Le titre III comporte également un volet relatif au détachement et à la lutte contre le travail illégal. L'objectif est de rééquilibrer et de réajuster les obligations administratives pesant sur les employeurs étrangers détachant des salariés en France. Des réformes législatives récentes ont conduit à affermir le cadre législatif du détachement, afin de lutter plus efficacement et surtout durement contre le détournement et la fraude au travail détaché. Il en résulte un cadre juridique indifférencié et d'application générale, parfois même inadapté aux réalités du terrain et aux particularités de certains détachements. Le projet de loi apporte donc des aménagements et des assouplissements bienvenus pour certains cas de travail détachés bien ciblés et peu sujets à la fraude.

En parallèle, diverses mesures sont proposées pour renforcer le dispositif de sanction contre la fraude au détachement avec le rehaussement des plafonds des amendes administratives et la création d'un nouveau cas d'application de la sanction de suspension du détachement. Dans le même sens, la commission a adopté un amendement visant à mieux définir le statut du salarié détaché afin d'éviter son détournement.

Enfin, à la suite du bilan du plan national de lutte contre le travail illégal, remis en février, le dispositif de lutte contre le travail illégal est consolidé. Je souligne notamment le renforcement et la modernisation des pouvoirs d'enquête de l'inspection du travail pour cibler les nouvelles formes du travail illégal.

Autre volet du titre III, et qui m'est cher : celui de l'égalité salariale entre les femmes et les hommes. La garantie effective des droits trouve ainsi une traduction inédite en matière d'égalité professionnelle.

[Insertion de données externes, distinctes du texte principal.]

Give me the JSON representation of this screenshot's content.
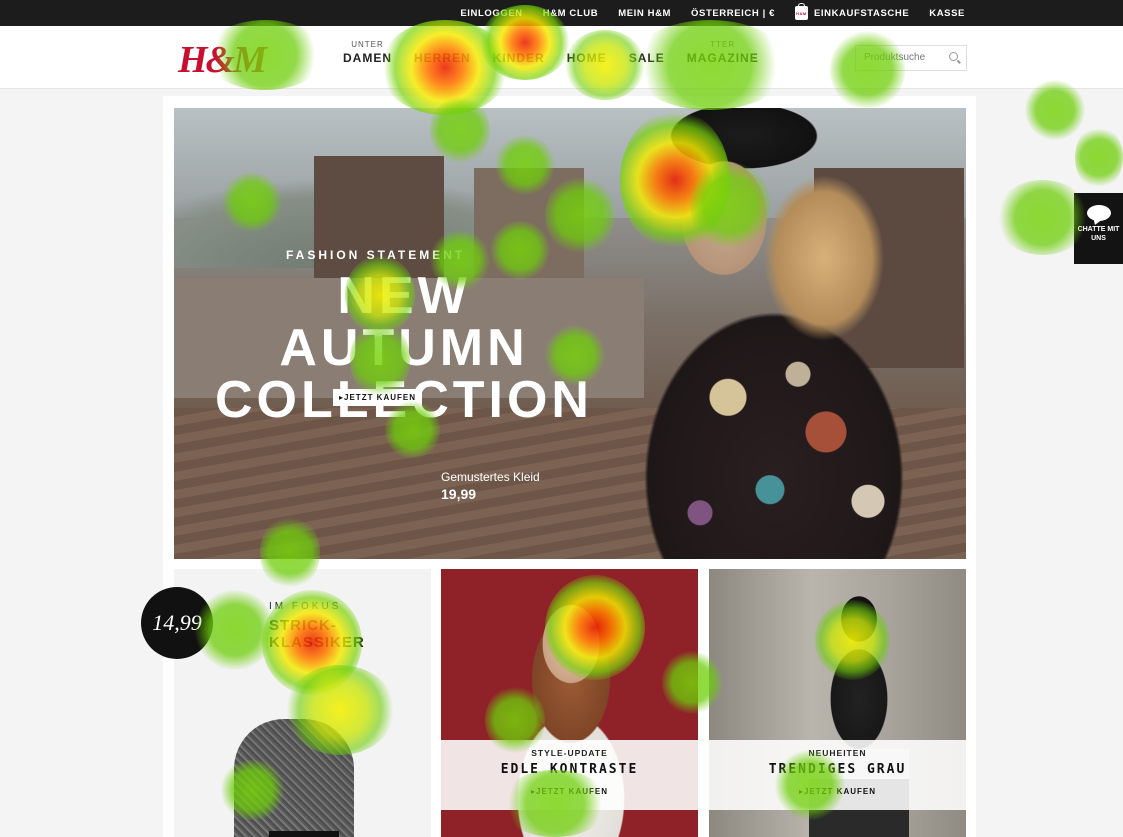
{
  "topbar": {
    "links": [
      "EINLOGGEN",
      "H&M CLUB",
      "MEIN H&M",
      "ÖSTERREICH | €"
    ],
    "bag_label": "EINKAUFSTASCHE",
    "checkout_label": "KASSE"
  },
  "header": {
    "logo": "H&M",
    "nav": [
      {
        "sup": "UNTER",
        "label": "DAMEN"
      },
      {
        "sup": "",
        "label": "HERREN"
      },
      {
        "sup": "",
        "label": "KINDER"
      },
      {
        "sup": "",
        "label": "HOME"
      },
      {
        "sup": "",
        "label": "SALE"
      },
      {
        "sup": "TTER",
        "label": "MAGAZINE"
      }
    ],
    "search_placeholder": "Produktsuche"
  },
  "hero": {
    "eyebrow": "FASHION STATEMENT",
    "headline_line1": "NEW AUTUMN",
    "headline_line2": "COLLECTION",
    "cta": "JETZT KAUFEN",
    "product_name": "Gemustertes Kleid",
    "product_price": "19,99"
  },
  "tiles": [
    {
      "eyebrow": "IM FOKUS",
      "title": "STRICK-KLASSIKER",
      "price_badge": "14,99"
    },
    {
      "eyebrow": "STYLE-UPDATE",
      "title": "EDLE KONTRASTE",
      "cta": "JETZT KAUFEN"
    },
    {
      "eyebrow": "NEUHEITEN",
      "title": "TRENDIGES GRAU",
      "cta": "JETZT KAUFEN"
    }
  ],
  "chat": {
    "label": "CHATTE MIT UNS"
  },
  "icons": [
    "search-icon",
    "bag-icon",
    "chat-icon"
  ],
  "colors": {
    "brand": "#c8102e",
    "topbar": "#1c1c1c",
    "tile_red": "#8e2228"
  }
}
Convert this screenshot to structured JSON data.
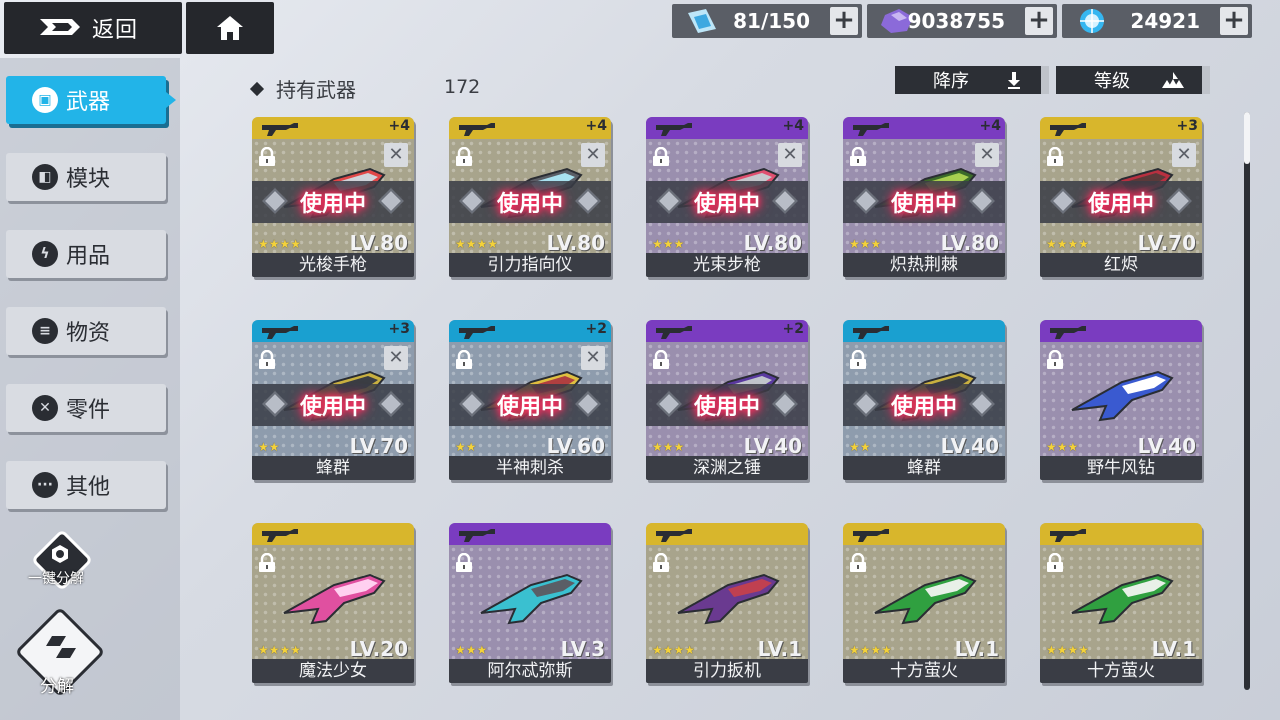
{
  "topbar": {
    "back_label": "返回",
    "resources": [
      {
        "icon": "stamina-icon",
        "value": "81/150",
        "color": "#3da8e0"
      },
      {
        "icon": "crystal-icon",
        "value": "9038755",
        "color": "#8b6ad9"
      },
      {
        "icon": "energy-orb-icon",
        "value": "24921",
        "color": "#35b6f0"
      }
    ],
    "plus_label": "+"
  },
  "sidebar": {
    "items": [
      {
        "label": "武器",
        "icon": "weapon-icon",
        "glyph": "▣",
        "active": true
      },
      {
        "label": "模块",
        "icon": "module-icon",
        "glyph": "◧",
        "active": false
      },
      {
        "label": "用品",
        "icon": "lightning-icon",
        "glyph": "ϟ",
        "active": false
      },
      {
        "label": "物资",
        "icon": "supplies-icon",
        "glyph": "≡",
        "active": false
      },
      {
        "label": "零件",
        "icon": "wrench-icon",
        "glyph": "✕",
        "active": false
      },
      {
        "label": "其他",
        "icon": "more-icon",
        "glyph": "···",
        "active": false
      }
    ],
    "quick_dismantle_label": "一键分解",
    "dismantle_label": "分解"
  },
  "header": {
    "owned_label": "持有武器",
    "owned_count": "172",
    "sort_order_label": "降序",
    "sort_by_label": "等级"
  },
  "colors": {
    "gold": "#d8b62c",
    "purple": "#7a3cc0",
    "blue": "#1aa0d0"
  },
  "weapons": [
    {
      "name": "光梭手枪",
      "level": "LV.80",
      "stars": "★★★★",
      "plus": "+4",
      "rarity": "gold",
      "in_use": true,
      "tool": true
    },
    {
      "name": "引力指向仪",
      "level": "LV.80",
      "stars": "★★★★",
      "plus": "+4",
      "rarity": "gold",
      "in_use": true,
      "tool": true
    },
    {
      "name": "光束步枪",
      "level": "LV.80",
      "stars": "★★★",
      "plus": "+4",
      "rarity": "purple",
      "in_use": true,
      "tool": true
    },
    {
      "name": "炽热荆棘",
      "level": "LV.80",
      "stars": "★★★",
      "plus": "+4",
      "rarity": "purple",
      "in_use": true,
      "tool": true
    },
    {
      "name": "红烬",
      "level": "LV.70",
      "stars": "★★★★",
      "plus": "+3",
      "rarity": "gold",
      "in_use": true,
      "tool": true
    },
    {
      "name": "蜂群",
      "level": "LV.70",
      "stars": "★★",
      "plus": "+3",
      "rarity": "blue",
      "in_use": true,
      "tool": true
    },
    {
      "name": "半神刺杀",
      "level": "LV.60",
      "stars": "★★",
      "plus": "+2",
      "rarity": "blue",
      "in_use": true,
      "tool": true
    },
    {
      "name": "深渊之锤",
      "level": "LV.40",
      "stars": "★★★",
      "plus": "+2",
      "rarity": "purple",
      "in_use": true,
      "tool": false
    },
    {
      "name": "蜂群",
      "level": "LV.40",
      "stars": "★★",
      "plus": "",
      "rarity": "blue",
      "in_use": true,
      "tool": false
    },
    {
      "name": "野牛风钻",
      "level": "LV.40",
      "stars": "★★★",
      "plus": "",
      "rarity": "purple",
      "in_use": false,
      "tool": false
    },
    {
      "name": "魔法少女",
      "level": "LV.20",
      "stars": "★★★★",
      "plus": "",
      "rarity": "gold",
      "in_use": false,
      "tool": false
    },
    {
      "name": "阿尔忒弥斯",
      "level": "LV.3",
      "stars": "★★★",
      "plus": "",
      "rarity": "purple",
      "in_use": false,
      "tool": false
    },
    {
      "name": "引力扳机",
      "level": "LV.1",
      "stars": "★★★★",
      "plus": "",
      "rarity": "gold",
      "in_use": false,
      "tool": false
    },
    {
      "name": "十方萤火",
      "level": "LV.1",
      "stars": "★★★★",
      "plus": "",
      "rarity": "gold",
      "in_use": false,
      "tool": false
    },
    {
      "name": "十方萤火",
      "level": "LV.1",
      "stars": "★★★★",
      "plus": "",
      "rarity": "gold",
      "in_use": false,
      "tool": false
    }
  ],
  "in_use_label": "使用中"
}
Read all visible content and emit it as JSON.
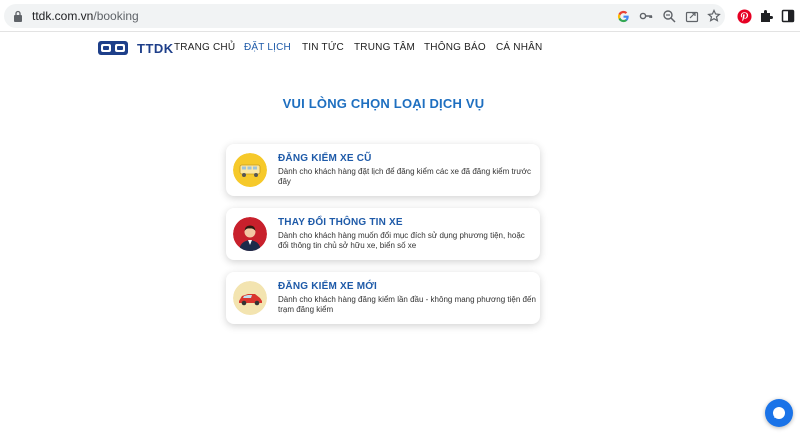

Le constat est malheureusement connu : un écart de salaire inexpliqué de près de 10 % persiste entre les femmes et les hommes à travail de valeur égale : la France conserve, à l'échelle mondiale, une consternante 129e place dans le classement de l'égalité salariale. Le temps des déclarations de principes et des ajustements juridiques à la marge est révolu : l'égalité professionnelle ne doit plus être un horizon théorique, au détriment de la progression professionnelle et de l'insertion sociale des femmes.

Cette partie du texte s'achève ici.